The obtained film having a honeycomb structure is subjected to a stretching treatment by the stretching step to thereby form ellipsoidal or slit-like holes on the film.
Further, in the case of an optical functional film, a metal layer can also be formed on the film surface in accordance with the necessity.
FIG. 6 shows another example of a film production unit 60 relating to the present invention. A film 62 which is to be a substrate is transported from a film sender 61. The film 62 is transported with being wound on a backup roller 63. A slide coater 64 is arranged so as to face the backup roller 63. A depressurized chamber 65 is equipped with the slide coater 64. A high-polymer solution 67 sent from a high-polymer solution supplying unit 66 by a solution sending pump is pushed out from the slide coater 64 and is applied over the surface of the film 62 which is a substrate, thereby forming a high-polymer film 68.
The slide coater 64 excels in the uniform coating property in the transportation direction of the film 62 and enables forming the high-polymer film 68 at high speed, and thus it can be said as a coater which also excels in high-productivity. Even when the concave and convex portions are formed on the surface of the film 62 which is to be a substrate, the film 62 is smoothly formed when the film 62 is wound on the backup roller 63, and thus, the slide coater 64 also excels in the uniform coating property. Further, the slide coater 64 enables uniform coating, because the high-polymer solution 67 can be applied to the surface of the film 62 in non-contact with the film 62 by the slide coater 64, without hurting the surface of the film 62.

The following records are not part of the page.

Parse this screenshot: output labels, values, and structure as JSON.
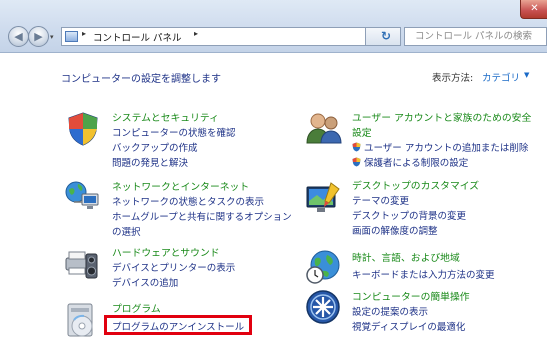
{
  "window": {
    "close_glyph": "✕"
  },
  "nav": {
    "back_glyph": "◀",
    "forward_glyph": "▶",
    "dropdown_glyph": "▾"
  },
  "address": {
    "icon": "control-panel-icon",
    "sep_glyph": "▸",
    "path": "コントロール パネル",
    "dropdown_glyph": "▾",
    "refresh_glyph": "↻"
  },
  "search": {
    "placeholder": "コントロール パネルの検索"
  },
  "heading": "コンピューターの設定を調整します",
  "view_by": {
    "label": "表示方法:",
    "value": "カテゴリ",
    "caret": "▼"
  },
  "categories": {
    "system": {
      "icon": "system-security-icon",
      "title": "システムとセキュリティ",
      "links": [
        "コンピューターの状態を確認",
        "バックアップの作成",
        "問題の発見と解決"
      ]
    },
    "network": {
      "icon": "network-internet-icon",
      "title": "ネットワークとインターネット",
      "links": [
        "ネットワークの状態とタスクの表示",
        "ホームグループと共有に関するオプション",
        "の選択"
      ]
    },
    "hardware": {
      "icon": "hardware-sound-icon",
      "title": "ハードウェアとサウンド",
      "links": [
        "デバイスとプリンターの表示",
        "デバイスの追加"
      ]
    },
    "programs": {
      "icon": "programs-icon",
      "title": "プログラム",
      "links": [
        "プログラムのアンインストール"
      ]
    },
    "users": {
      "icon": "user-accounts-icon",
      "title": [
        "ユーザー アカウントと家族のための安全",
        "設定"
      ],
      "links": [
        "ユーザー アカウントの追加または削除",
        "保護者による制限の設定"
      ]
    },
    "appearance": {
      "icon": "appearance-personalization-icon",
      "title": "デスクトップのカスタマイズ",
      "links": [
        "テーマの変更",
        "デスクトップの背景の変更",
        "画面の解像度の調整"
      ]
    },
    "clock": {
      "icon": "clock-language-region-icon",
      "title": "時計、言語、および地域",
      "links": [
        "キーボードまたは入力方法の変更"
      ]
    },
    "ease": {
      "icon": "ease-of-access-icon",
      "title": "コンピューターの簡単操作",
      "links": [
        "設定の提案の表示",
        "視覚ディスプレイの最適化"
      ]
    }
  },
  "colors": {
    "category_title": "#1a8a1a",
    "link": "#1e3287",
    "highlight_box": "#e1000f"
  }
}
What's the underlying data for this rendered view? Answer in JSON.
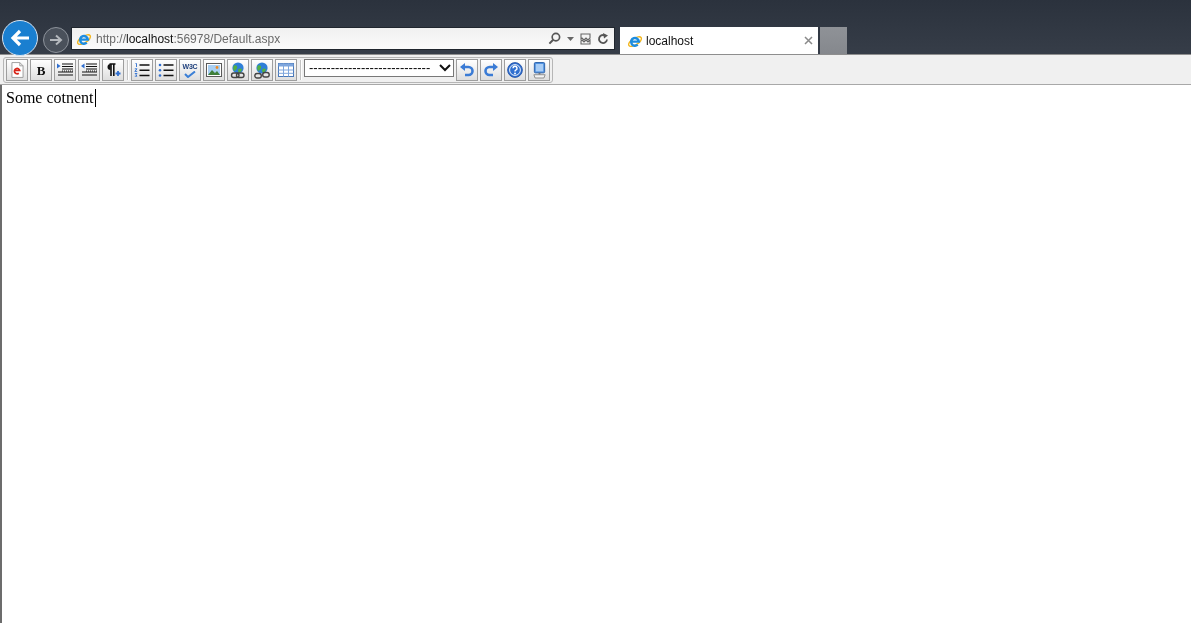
{
  "browser": {
    "navigation": {
      "back": {
        "disabled": false
      },
      "forward": {
        "disabled": true
      }
    },
    "address": {
      "scheme": "http://",
      "host": "localhost",
      "path": ":56978/Default.aspx"
    },
    "tabs": [
      {
        "title": "localhost",
        "selected": true
      }
    ]
  },
  "toolbar": {
    "items": [
      {
        "kind": "html"
      },
      {
        "kind": "bold",
        "label": "B"
      },
      {
        "kind": "indent"
      },
      {
        "kind": "outdent"
      },
      {
        "kind": "paragraph"
      },
      {
        "kind": "separator"
      },
      {
        "kind": "numbered"
      },
      {
        "kind": "bullets"
      },
      {
        "kind": "validate",
        "label": "W3C"
      },
      {
        "kind": "image"
      },
      {
        "kind": "link"
      },
      {
        "kind": "unlink"
      },
      {
        "kind": "table"
      },
      {
        "kind": "separator"
      },
      {
        "kind": "select",
        "value": "----------------------------"
      },
      {
        "kind": "undo"
      },
      {
        "kind": "redo"
      },
      {
        "kind": "help"
      },
      {
        "kind": "preview"
      }
    ]
  },
  "editor": {
    "content": "Some cotnent",
    "focused": true
  }
}
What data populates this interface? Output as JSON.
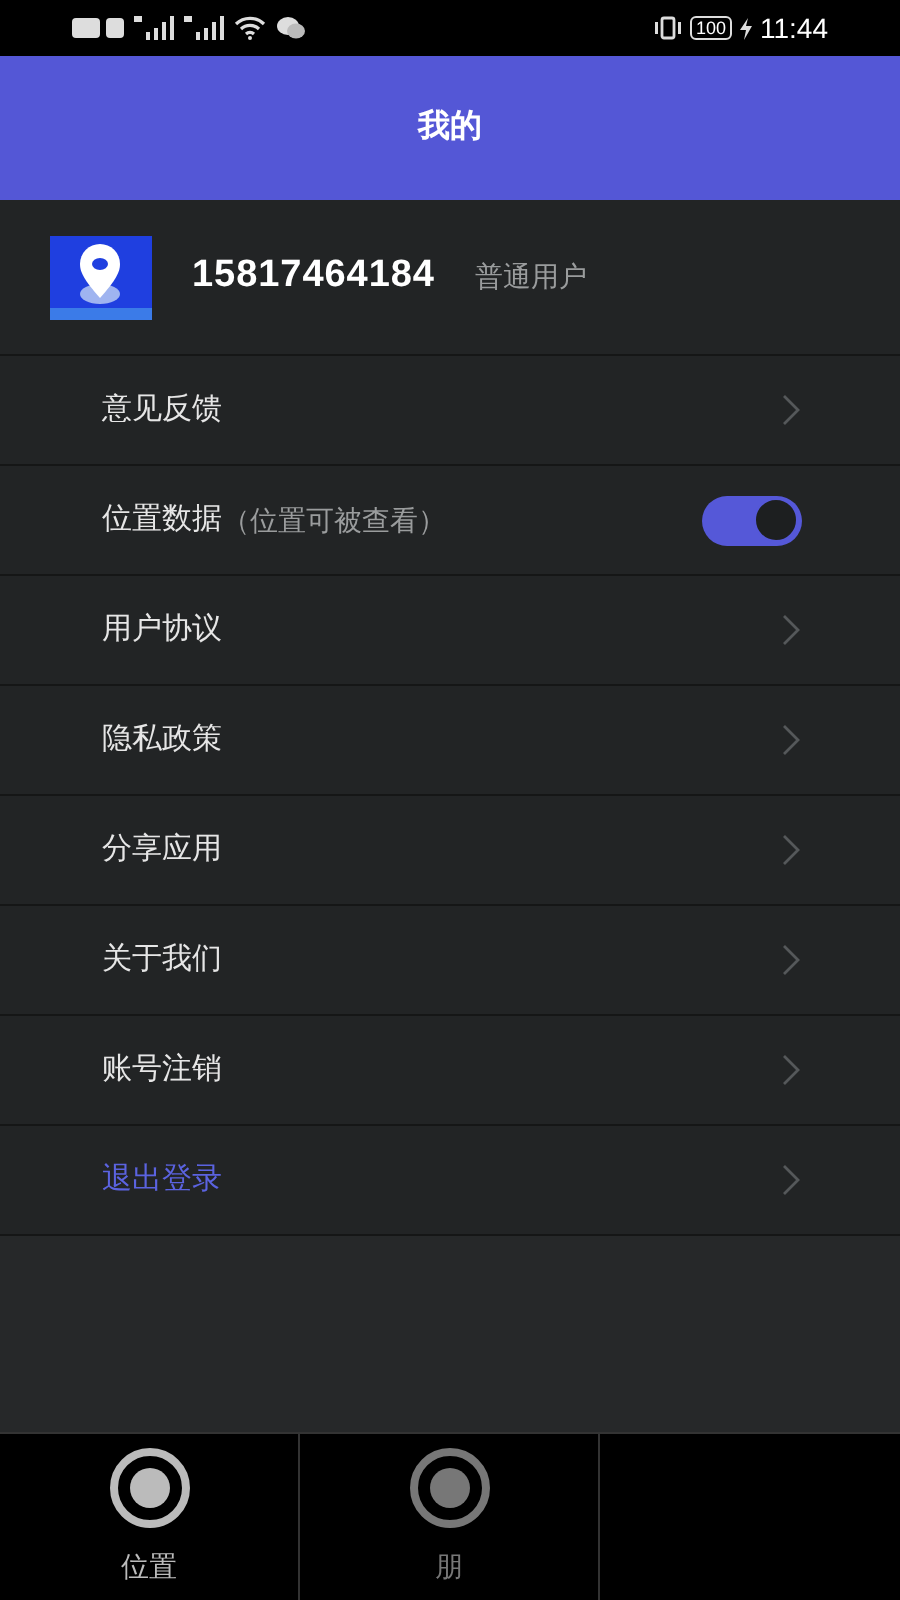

The high-polymer film 68 formed on the film 62 is subjected to a dropwise condensation and drying step 11 by use of wind 70 sent from an air blower 69. For the explanations of the dropwise condensation and drying step 11, the portions of the same conditions as the aforesaid explained portions will be omitted. After the high-polymer film 68 is subjected to the dropwise condensation and drying step 11, a film having a honeycomb structure 71 is rewound to a wind roll 72. The film 62 is also rewound to the wind roll 73. The transportation direction of the film 62 on which the high-polymer film 68 is to be formed is preferably set at an angle of within ±10° C. to the horizontal direction. It is more preferable that a material that easily absorbs the organic solvent of the high-polymer solution 66 be used for the film 62. The material is not particularly limited and may be suitably selected in accordance with the intended use, provided that the material absorbs the organic solvent. For example, when methyl acetate is used for the main solvent of the high-polymer solution 67, it is preferable to use cellulose acetate as the material of the film 62.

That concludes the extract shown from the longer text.